Het gewraakte artikel heeft mij ernstig gegriefd en roept gevoelens op van vernieling, vernietiging en verkrachting. Uit de gewraakte tekst is geen andere conclusie te trekken dan dat het hier gaat om moedwillige persoonsbeschadiging. Deze gedragingen zijn in strijd met alle wetten, regels en protocollen van de Staat der Nederlanden. Alvorens deze wetten, protocollen en reglementen aan te spreken, heb ik mij gewend  tot de Raad voor de Journalistiek met de vraag de schrijver van het stuk, dhr.
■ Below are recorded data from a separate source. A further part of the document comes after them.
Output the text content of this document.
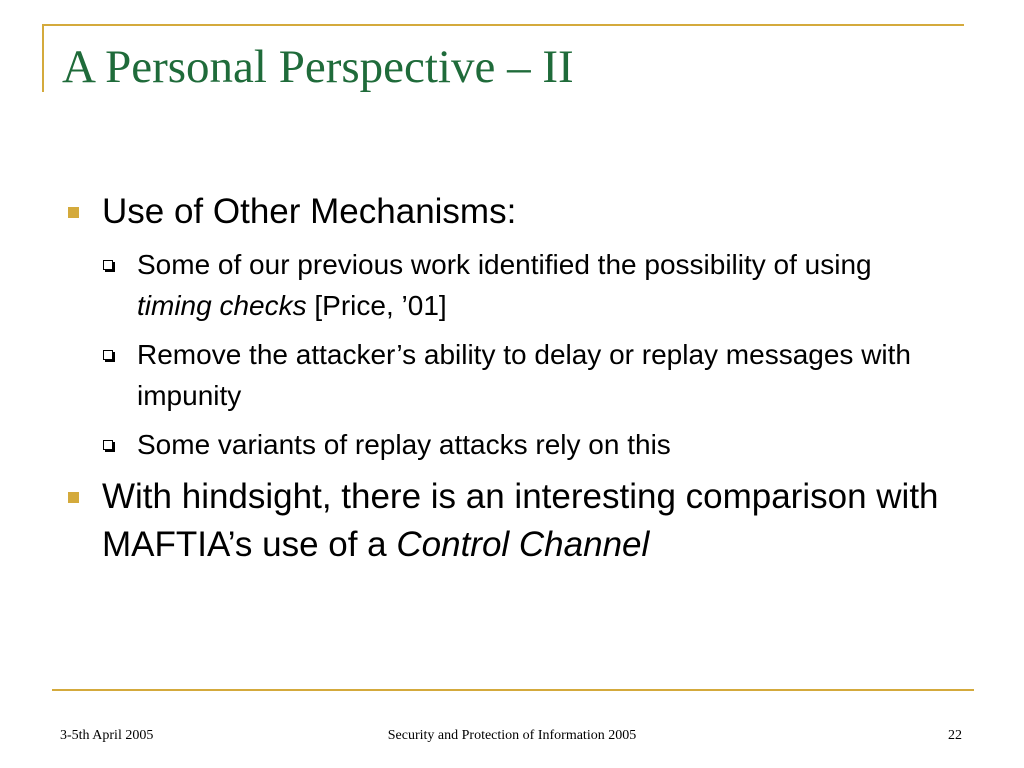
A Personal Perspective – II
Use of Other Mechanisms:
Some of our previous work identified the possibility of using timing checks [Price, ’01]
Remove the attacker’s ability to delay or replay messages with impunity
Some variants of replay attacks rely on this
With hindsight, there is an interesting comparison with MAFTIA’s use of a Control Channel
3-5th April 2005	Security and Protection of Information 2005	22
Mannus van der Laan, het Dagblad van het Noorden en hoofdredacteur Evert van Dijk in de scherpst mogelijke bewoordingen te veroordelen en te dwingen tot het schrijven en plaatsen van een zodanig geformuleerd excuus, dat er geen enkel misverstand meer bestaat over de boze opzet van het gewraakte artikel.

Staat u mij toe een kort resumé te schrijven van wat mij sinds 22 september 2011 met dhr. van Laan en het DvhN mocht overkomen. Ongevraagd mocht ik door dhr. van der Laan op donderdag 22 september 2011 op ons Italiaanse adres worden lastiggevallen. Hij wilde commentaar op een vooraankondiging in de Volkskrant van het nieuwe boek van Dorine Hermans “Wie ben ik dat ik dit doen mag?”  Ik heb hem vriendelijk verzocht om op maandag terug te bellen als ik weer terug zou zijn in Nederland. Hij zegde toe zulks te doen.

Op vrijdag heeft hij drie maal gebeld. Nu om commentaar op een bericht van de RVD. Opnieuw heb ik hem verwezen naar maandag. Hij liet weten mijn houding niet te begrijpen. Bij thuiskomst op zondag kreeg ik het gewraakte artikel onder ogen. Het profiel. Om tot de uiteindelijke tekst te kunnen komen, heeft dhr. van der Laan louter foutieve wegen bewandeld. Hij wist dit, hij heeft het geweten, hij had het behoren te weten, hij had het kunnen weten. Alle wegen die hem daartoe hebben opengestaan –  navraag doen bij mij, bij mensen die mij kennen en met mij werken, website www.hektic.nl. , google, internet anders, allerhande publicaties – heeft hij niet bewandeld.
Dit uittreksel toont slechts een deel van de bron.